Ecuador, Un País Sin Identidad Política.

Por Diego Gortaire León

Sociólogo y Ex Asesor del Concejo Metropolitano de Quito.

A pocos meses de que Ecuador viva un nuevo proceso electoral, la crisis en cuanto a representación social se encuentra totalmente debilitada. Hoy por hoy, hablar de política en nuestro país es sinónimo de corrupción, de hipocresía, de mafia, de vergüenza. Los “debates” políticos en el país se han limitado únicamente a expresar con bastante furor frases que carecen de todo tipo de fundamento o lógica con respecto al campo en el que las discusiones de la administración pública se manifiestan.

Entre 2007 a 2017, Ecuador pudo ver en la práctica pública un intento por llegar a inscribir en la historia de nuestra nación los postulados del llamado estado de bienestar keynesiano; entre 2017 a 2020, y muy contrario al gobierno del ex presidente Rafael Correa, nuestro país ha podido vivir las consecuencias de un estado apegado a la práctica impuesta por el Fondo Monetario Internacional y decisiones que conducen al retroceso de los derechos conseguidos, como por ejemplo, el haber aprobado en la Asamblea Nacional la mal llamada “ley humanitaria” que de humanitaria no tiene absolutamente nada.

Dos gobiernos totalmente contrarios han gobernado nuestro país en menos de 15 años, dos gobiernos que han instaurado con todo el rigor de la práctica política sus decisiones dejando de lado el mandato popular y jugando con la democracia como un niño con un pedazo de plastilina al cual puede destruir, darle forma, darle uso, o simplemente arrojarlo a la basura.
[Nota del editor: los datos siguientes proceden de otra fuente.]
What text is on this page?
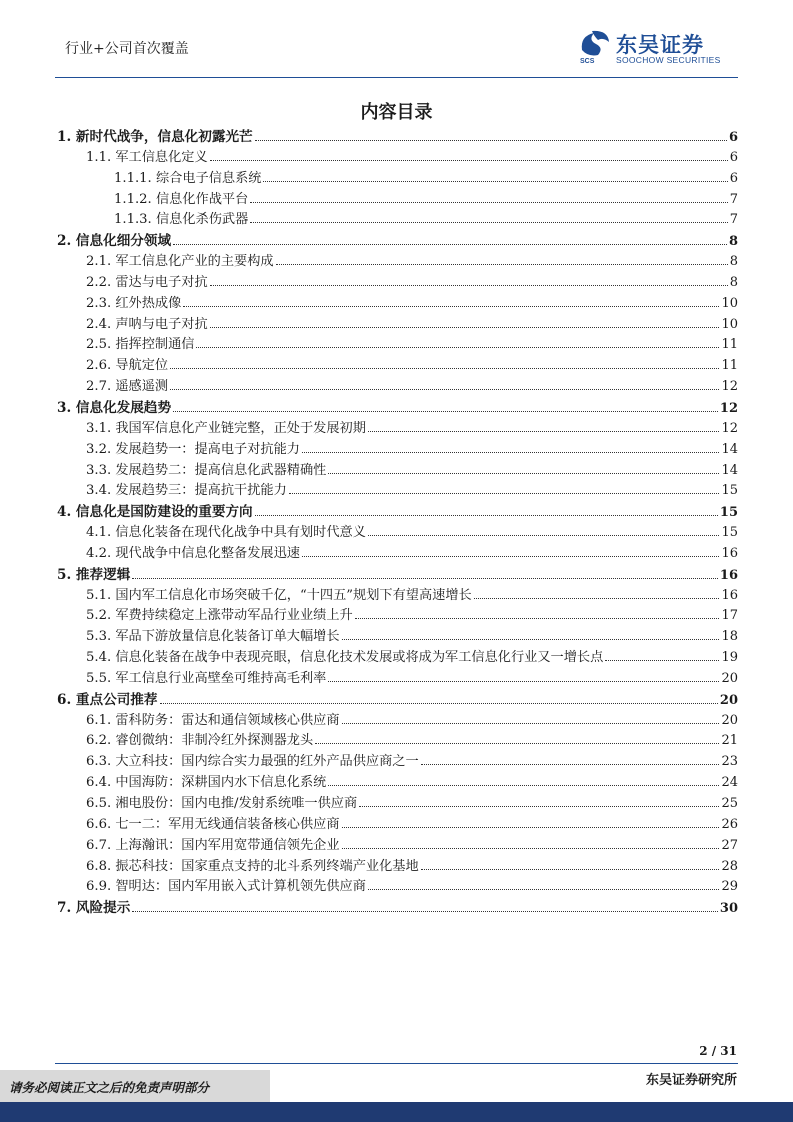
行业+公司首次覆盖
SCS
东吴证券
SOOCHOW SECURITIES
内容目录
1. 新时代战争，信息化初露光芒	6
1.1. 军工信息化定义	6
1.1.1. 综合电子信息系统	6
1.1.2. 信息化作战平台	7
1.1.3. 信息化杀伤武器	7
2. 信息化细分领域	8
2.1. 军工信息化产业的主要构成	8
2.2. 雷达与电子对抗	8
2.3. 红外热成像	10
2.4. 声呐与电子对抗	10
2.5. 指挥控制通信	11
2.6. 导航定位	11
2.7. 遥感遥测	12
3. 信息化发展趋势	12
3.1. 我国军信息化产业链完整，正处于发展初期	12
3.2. 发展趋势一：提高电子对抗能力	14
3.3. 发展趋势二：提高信息化武器精确性	14
3.4. 发展趋势三：提高抗干扰能力	15
4. 信息化是国防建设的重要方向	15
4.1. 信息化装备在现代化战争中具有划时代意义	15
4.2. 现代战争中信息化整备发展迅速	16
5. 推荐逻辑	16
5.1. 国内军工信息化市场突破千亿，“十四五”规划下有望高速增长	16
5.2. 军费持续稳定上涨带动军品行业业绩上升	17
5.3. 军品下游放量信息化装备订单大幅增长	18
5.4. 信息化装备在战争中表现亮眼，信息化技术发展或将成为军工信息化行业又一增长点	19
5.5. 军工信息行业高壁垒可维持高毛利率	20
6. 重点公司推荐	20
6.1. 雷科防务：雷达和通信领域核心供应商	20
6.2. 睿创微纳：非制冷红外探测器龙头	21
6.3. 大立科技：国内综合实力最强的红外产品供应商之一	23
6.4. 中国海防：深耕国内水下信息化系统	24
6.5. 湘电股份：国内电推/发射系统唯一供应商	25
6.6. 七一二：军用无线通信装备核心供应商	26
6.7. 上海瀚讯：国内军用宽带通信领先企业	27
6.8. 振芯科技：国家重点支持的北斗系列终端产业化基地	28
6.9. 智明达：国内军用嵌入式计算机领先供应商	29
7. 风险提示	30
2 / 31
请务必阅读正文之后的免责声明部分	东吴证券研究所
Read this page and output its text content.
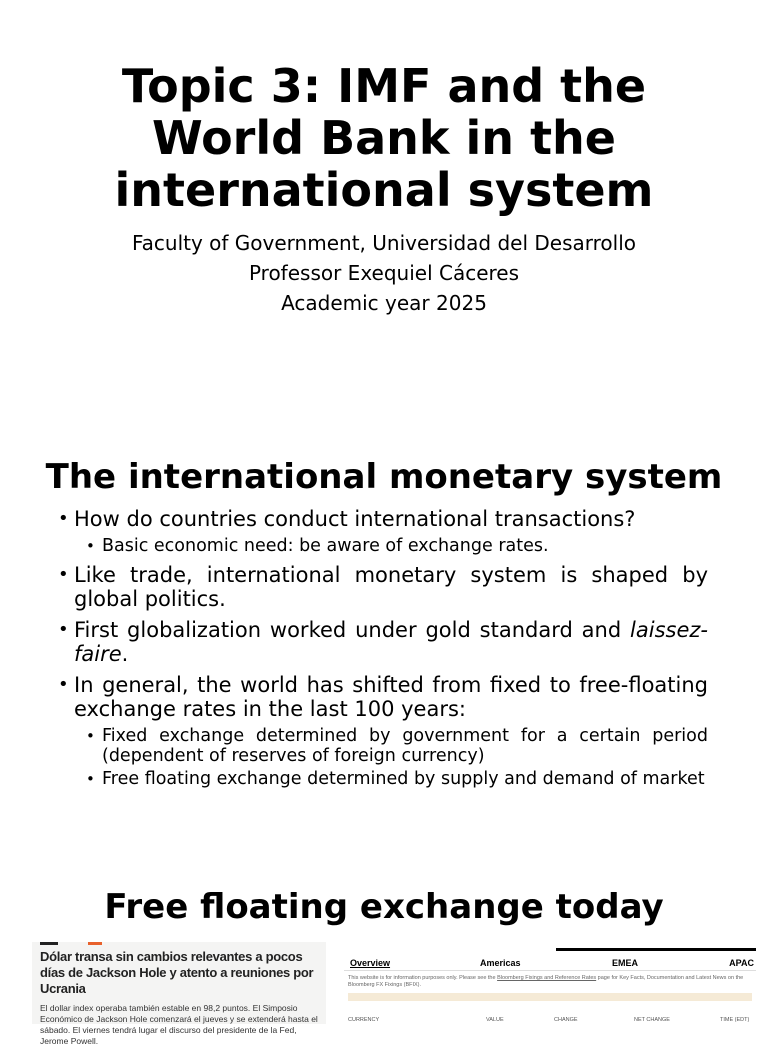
Topic 3: IMF and the World Bank in the international system
Faculty of Government, Universidad del Desarrollo
Professor Exequiel Cáceres
Academic year 2025
The international monetary system
• How do countries conduct international transactions?
• Basic economic need: be aware of exchange rates.
• Like trade, international monetary system is shaped by global politics.
• First globalization worked under gold standard and laissez-faire.
• In general, the world has shifted from fixed to free-floating exchange rates in the last 100 years:
• Fixed exchange determined by government for a certain period (dependent of reserves of foreign currency)
• Free floating exchange determined by supply and demand of market
Free floating exchange today
Dólar transa sin cambios relevantes a pocos días de Jackson Hole y atento a reuniones por Ucrania
El dollar index operaba también estable en 98,2 puntos. El Simposio Económico de Jackson Hole comenzará el jueves y se extenderá hasta el sábado. El viernes tendrá lugar el discurso del presidente de la Fed, Jerome Powell.
Overview	Americas	EMEA	APAC
This website is for information purposes only. Please see the Bloomberg Fixings and Reference Rates page for Key Facts, Documentation and Latest News on the Bloomberg FX Fixings (BFIX).
CURRENCY	VALUE	CHANGE	NET CHANGE	TIME (EDT)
El país se concentró tanto en un modelo económico a seguir que descuido el liderazgo político y la profesión de ser político. Durante el gobierno de Rafael Correa, la maquinaria de Alianza País arrasaba en todo tipo de elección y consulta popular, con excepción de Guayaquil en donde el voto fuerte y sólido del partido social cristiano nunca pudo ser reducido pues dicha tendencia se ocultaba en las mentiras de llamar al puerto principal un modelo exitoso;  y en Quito, en donde en el año 2014 la ciudad capital le dio la espalda a la “revolución ciudadana” y optó por darle el voto a Mauricio Rodas, uno de los peores alcaldes que ha podido llegar al palacio municipal ubicado en el centro histórico.

Las consecuencias de haber dejado al margen la importancia de la representación social se está evidenciando en la actualidad. En el año 2019, Ecuador vivió un proceso electoral en donde se eligieron prefectos, alcaldes, concejales y vocales a juntas parroquiales, y tan solo en Quito se postularon 17 candidatos a la alcaldía; a pocos meses de las elecciones presidenciales en nuestro país (2021), el país ya cuenta con más de 10  posibles candidatos a la presidencia: Cristina Reyes, Guillermo Lasso, Isidro Romero, Yaku Pérez, Leónidas Iza, Lucio Gutiérrez, Guillermo Celi, Álvaro Noboa, Otto Sonnenholzner, Galo Lara, Fernando Balda, Andrés Páez, Carlos Rabascall, Gustavo Larrea, Abdalá Bucaram y los que falten por aparecer.

¿A mayor número de candidatos se fortalece la democracia? Esta pregunta ha estado presente entre los expertos y las autoridades de nuestro país, a mi parecer la respuesta es que no y considero que a mayor número de candidatos la democracia se debilita por tres razones:

  1. El capital electoral en cuanto a representación política se encuentra posicionado en menos de 5 organizaciones de nuestro país
  2.  Cuando existe un gran número de candidatos, quien obtiene el mayor número de votos lo hace con un porcentaje que no representa de manera parcial al electorado, un claro ejemplo es la victoria de Jorge Yunda en Quito con apenas el 21,3% entre 17 candidatos

Los espacios que son buscados por nuevos perfiles o cuadro políticos no llegan a compartir sus propuestas pues los medios de comunicación se centran en las figuras ya posicionadas.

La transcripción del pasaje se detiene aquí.